Thursday, February 14, 2013

Happy Valentine Day ... to ME

I believe i've said it before but i'll repeat it again, just to make sure. I dont like Valentine's day. I think it's cheesy, i think it kills the entire concept of love and more to the point, i think it's commercial.

I'm not saying this because i'm single and without a Valentine. I've always felt that way. I think if you love someone, you dont need a day that the calendar imposes you to let him/her know about it. If you love someone, you show him/her every single day that passes. Why do you need to be the 14th of February to take him to dinner, or give him chocolates, or a present or whatever. There are 365 days in a year and you should make the best of them ALL.

Here in Mexico, Valentine's day is not only the day for lovers it's also the day for friends. It's the day of love and friendship. How about that? I like that better. In a way. That's a commercial way-out for single people to still spend money on gifts for friends instead of spending it on a lover. But i also like the concept since nobody is left out in the celebration. There is always someone who's gonna wish you the best and show you their love and support and it feels nice.

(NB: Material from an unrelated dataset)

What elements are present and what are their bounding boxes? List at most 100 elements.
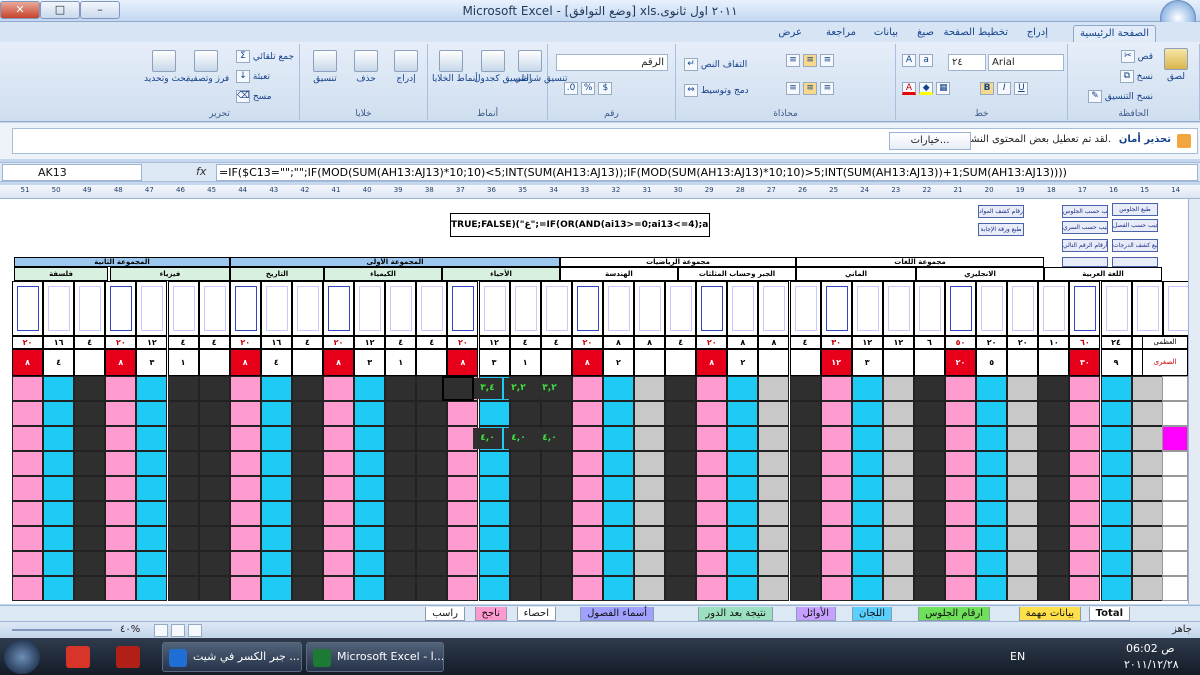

Today, since i'm single, i decided to do not-fun stuff by going to the bank. When i got there, my adviser wasnt there and nobody else was available so i thought, well, not meant to do this today then. Since i was there, i decided to go sit on the beach and watch the ocean. Something i havent done in so long i dont even remember the last time i actually did it. You never do stuff like that when you can - cuz it's right there. I'm sure i'll miss it like crazy when i'm gone but that's another story. 

It's when i stepped on the beach that i realized i was on the exact same spot i came to the first time i set foot on a beach here in Puerto Vallarta, some 11 years ago. Talking about closing chapters. I've always believed everything happens for a reason and me ending up there today was no coincidence. I was meant to be there, especifically to close chapters. Just like i did yesterday with all these old memories of my life here. 

The moment was quiet and beautiful. I topped it up with a massage that left me amazingly mellow and relaxed. I'm gonna go take a nap now. The only thing that could make this day even better than it is already, is my neighbor coming tonight with his friend telling me he's buying the house. I've already put a bottle of champagne in the fridge for the celebration!